Quite simply, it takes patience, a few kind words, and really listening to what they’re saying, with or without words to make a real connection with the person inside.

It also takes an understanding of the situation, as many children (and adults) get anxious or stressed with strangers or an unfamiliar situation. That day, the real goal was to make them feel comfortable, which can be a complex task, but it starts with the basics of being kind, patient, and listening, on many different levels.

It doesn’t matter who they are, or how stressed they might be. It also doesn’t matter whether they have autism or not. What matters is that you take the time and show them that you care. The same principles apply to all children (and adults). It’s important to understand that autistic children, and others with learning disabilities, may interpret the world differently, and that all children respond more comfortably with familiarity.

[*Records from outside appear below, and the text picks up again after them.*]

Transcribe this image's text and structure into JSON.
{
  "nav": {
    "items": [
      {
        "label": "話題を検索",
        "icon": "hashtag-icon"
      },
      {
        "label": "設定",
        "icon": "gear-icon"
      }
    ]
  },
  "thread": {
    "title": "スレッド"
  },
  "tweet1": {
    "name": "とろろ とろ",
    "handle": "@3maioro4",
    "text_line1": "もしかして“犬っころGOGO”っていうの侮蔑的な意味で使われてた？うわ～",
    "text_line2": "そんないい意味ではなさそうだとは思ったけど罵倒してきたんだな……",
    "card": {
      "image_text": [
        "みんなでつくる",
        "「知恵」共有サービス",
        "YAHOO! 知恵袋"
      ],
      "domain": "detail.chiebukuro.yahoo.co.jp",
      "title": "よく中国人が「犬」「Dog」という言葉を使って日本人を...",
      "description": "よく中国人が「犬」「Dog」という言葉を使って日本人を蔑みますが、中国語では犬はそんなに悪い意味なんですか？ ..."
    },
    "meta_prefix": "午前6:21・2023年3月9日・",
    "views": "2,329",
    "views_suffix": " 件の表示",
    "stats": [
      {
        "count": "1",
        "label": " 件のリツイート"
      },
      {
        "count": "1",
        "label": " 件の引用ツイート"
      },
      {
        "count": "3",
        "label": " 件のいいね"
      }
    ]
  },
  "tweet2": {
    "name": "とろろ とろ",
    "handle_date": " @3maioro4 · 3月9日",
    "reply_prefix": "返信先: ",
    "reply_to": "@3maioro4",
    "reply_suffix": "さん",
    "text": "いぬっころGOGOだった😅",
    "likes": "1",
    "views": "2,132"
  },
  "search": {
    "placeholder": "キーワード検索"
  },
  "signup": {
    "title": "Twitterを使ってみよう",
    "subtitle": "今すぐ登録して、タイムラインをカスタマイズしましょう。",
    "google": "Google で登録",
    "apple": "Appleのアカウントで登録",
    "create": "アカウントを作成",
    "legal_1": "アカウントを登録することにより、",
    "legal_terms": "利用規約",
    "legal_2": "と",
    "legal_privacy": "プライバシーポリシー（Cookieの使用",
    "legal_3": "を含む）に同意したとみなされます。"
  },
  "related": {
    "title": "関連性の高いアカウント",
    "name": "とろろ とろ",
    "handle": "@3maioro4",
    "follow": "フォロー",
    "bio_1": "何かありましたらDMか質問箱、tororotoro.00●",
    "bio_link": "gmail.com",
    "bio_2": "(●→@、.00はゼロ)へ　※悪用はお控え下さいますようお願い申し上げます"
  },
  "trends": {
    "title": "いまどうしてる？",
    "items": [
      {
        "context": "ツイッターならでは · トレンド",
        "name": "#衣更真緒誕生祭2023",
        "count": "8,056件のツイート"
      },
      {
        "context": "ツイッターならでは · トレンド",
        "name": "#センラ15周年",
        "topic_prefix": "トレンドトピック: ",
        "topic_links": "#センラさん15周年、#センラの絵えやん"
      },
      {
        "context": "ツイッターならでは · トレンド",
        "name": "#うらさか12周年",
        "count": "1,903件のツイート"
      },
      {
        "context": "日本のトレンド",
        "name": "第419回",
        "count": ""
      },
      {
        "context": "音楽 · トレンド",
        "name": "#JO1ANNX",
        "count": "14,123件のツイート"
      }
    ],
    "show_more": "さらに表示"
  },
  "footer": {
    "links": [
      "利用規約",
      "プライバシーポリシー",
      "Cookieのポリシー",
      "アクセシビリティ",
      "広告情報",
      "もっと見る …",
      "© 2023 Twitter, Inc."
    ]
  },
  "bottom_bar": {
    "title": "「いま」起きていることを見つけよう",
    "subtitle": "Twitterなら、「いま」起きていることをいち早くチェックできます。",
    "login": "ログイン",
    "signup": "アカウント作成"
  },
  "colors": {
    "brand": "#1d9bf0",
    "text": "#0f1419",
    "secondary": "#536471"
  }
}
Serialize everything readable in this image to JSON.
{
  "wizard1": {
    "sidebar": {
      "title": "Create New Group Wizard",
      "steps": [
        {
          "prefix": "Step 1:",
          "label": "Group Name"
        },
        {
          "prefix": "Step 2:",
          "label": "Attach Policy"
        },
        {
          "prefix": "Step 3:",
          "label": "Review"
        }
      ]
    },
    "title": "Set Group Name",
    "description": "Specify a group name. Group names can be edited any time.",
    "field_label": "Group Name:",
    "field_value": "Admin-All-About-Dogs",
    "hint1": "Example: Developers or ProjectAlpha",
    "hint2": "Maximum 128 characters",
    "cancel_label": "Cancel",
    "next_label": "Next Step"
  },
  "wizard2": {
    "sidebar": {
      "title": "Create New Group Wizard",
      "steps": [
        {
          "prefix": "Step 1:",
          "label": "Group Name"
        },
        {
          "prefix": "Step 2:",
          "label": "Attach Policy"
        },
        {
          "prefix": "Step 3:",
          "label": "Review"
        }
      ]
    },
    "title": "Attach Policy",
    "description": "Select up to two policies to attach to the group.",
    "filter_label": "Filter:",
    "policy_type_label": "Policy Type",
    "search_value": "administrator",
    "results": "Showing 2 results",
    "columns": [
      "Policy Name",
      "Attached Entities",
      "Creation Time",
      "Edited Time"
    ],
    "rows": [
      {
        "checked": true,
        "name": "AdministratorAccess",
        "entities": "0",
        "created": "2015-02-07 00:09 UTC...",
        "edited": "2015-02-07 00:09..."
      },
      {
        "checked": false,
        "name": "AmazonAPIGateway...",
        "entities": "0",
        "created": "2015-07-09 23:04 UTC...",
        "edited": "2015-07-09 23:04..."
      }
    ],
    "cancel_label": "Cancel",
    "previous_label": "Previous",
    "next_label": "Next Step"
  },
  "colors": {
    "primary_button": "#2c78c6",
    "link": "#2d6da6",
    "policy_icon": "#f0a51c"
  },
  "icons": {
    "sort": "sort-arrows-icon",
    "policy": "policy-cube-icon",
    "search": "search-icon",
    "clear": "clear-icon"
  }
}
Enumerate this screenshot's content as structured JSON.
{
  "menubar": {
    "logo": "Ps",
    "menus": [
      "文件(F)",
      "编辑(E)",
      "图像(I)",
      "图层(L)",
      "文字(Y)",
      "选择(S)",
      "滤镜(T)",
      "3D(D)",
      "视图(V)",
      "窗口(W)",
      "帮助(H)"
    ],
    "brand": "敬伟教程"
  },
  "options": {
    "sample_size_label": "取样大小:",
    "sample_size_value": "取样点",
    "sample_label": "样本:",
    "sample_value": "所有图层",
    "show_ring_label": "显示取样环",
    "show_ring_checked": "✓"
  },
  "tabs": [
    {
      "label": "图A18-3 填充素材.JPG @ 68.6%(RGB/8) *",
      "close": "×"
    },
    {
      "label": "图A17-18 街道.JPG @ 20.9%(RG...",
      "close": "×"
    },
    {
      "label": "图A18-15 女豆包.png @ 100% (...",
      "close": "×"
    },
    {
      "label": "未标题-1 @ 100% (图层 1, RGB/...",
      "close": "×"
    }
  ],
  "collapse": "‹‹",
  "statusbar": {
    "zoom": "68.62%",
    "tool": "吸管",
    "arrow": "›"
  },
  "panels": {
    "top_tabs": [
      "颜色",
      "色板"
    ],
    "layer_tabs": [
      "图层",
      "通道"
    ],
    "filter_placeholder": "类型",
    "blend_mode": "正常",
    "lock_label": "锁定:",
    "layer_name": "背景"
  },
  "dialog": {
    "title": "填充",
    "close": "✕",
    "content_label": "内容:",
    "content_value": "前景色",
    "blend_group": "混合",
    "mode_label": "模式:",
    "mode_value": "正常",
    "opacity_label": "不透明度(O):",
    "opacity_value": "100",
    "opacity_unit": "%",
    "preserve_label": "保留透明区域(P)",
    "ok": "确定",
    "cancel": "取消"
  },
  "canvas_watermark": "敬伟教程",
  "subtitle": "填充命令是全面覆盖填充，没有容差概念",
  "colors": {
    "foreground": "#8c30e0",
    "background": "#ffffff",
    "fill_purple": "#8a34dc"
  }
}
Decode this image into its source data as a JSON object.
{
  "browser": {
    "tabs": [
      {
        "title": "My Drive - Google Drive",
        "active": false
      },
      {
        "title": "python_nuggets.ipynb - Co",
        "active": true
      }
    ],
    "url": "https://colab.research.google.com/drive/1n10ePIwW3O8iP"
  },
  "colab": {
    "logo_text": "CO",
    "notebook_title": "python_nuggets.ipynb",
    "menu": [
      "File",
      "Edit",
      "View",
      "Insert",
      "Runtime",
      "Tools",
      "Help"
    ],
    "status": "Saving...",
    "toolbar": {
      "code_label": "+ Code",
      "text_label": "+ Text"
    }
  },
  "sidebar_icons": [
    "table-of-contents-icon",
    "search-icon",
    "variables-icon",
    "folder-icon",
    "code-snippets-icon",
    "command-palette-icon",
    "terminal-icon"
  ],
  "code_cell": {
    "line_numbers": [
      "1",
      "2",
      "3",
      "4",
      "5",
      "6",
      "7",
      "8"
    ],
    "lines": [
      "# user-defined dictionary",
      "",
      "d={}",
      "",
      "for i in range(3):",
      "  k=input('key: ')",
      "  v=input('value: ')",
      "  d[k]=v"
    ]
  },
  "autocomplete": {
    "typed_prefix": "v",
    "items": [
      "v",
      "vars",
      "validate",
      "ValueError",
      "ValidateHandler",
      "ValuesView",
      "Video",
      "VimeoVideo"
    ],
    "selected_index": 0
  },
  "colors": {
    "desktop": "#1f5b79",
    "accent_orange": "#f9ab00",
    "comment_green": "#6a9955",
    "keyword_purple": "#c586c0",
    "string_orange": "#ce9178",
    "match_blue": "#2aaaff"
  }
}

I wish that we could all take the time to stop and learn these lessons from all children. Unfortunately, most of us are caught up in our own worlds. We don’t have the time, or maybe we don’t understand the best way to communicate. Most of us are afraid of things that are not familiar to us; sometimes we’re afraid because we don’t know what to say, or how to say it. People just react out of fear, and “run away”. We’ve all been in that situation.

How do you communicate with a child who is upset, frightened, or anxious with an unfamiliar situation?

For me, it all starts with slowing down, listening and a kind smile.

We can all learn lessons from children if we stop and notice.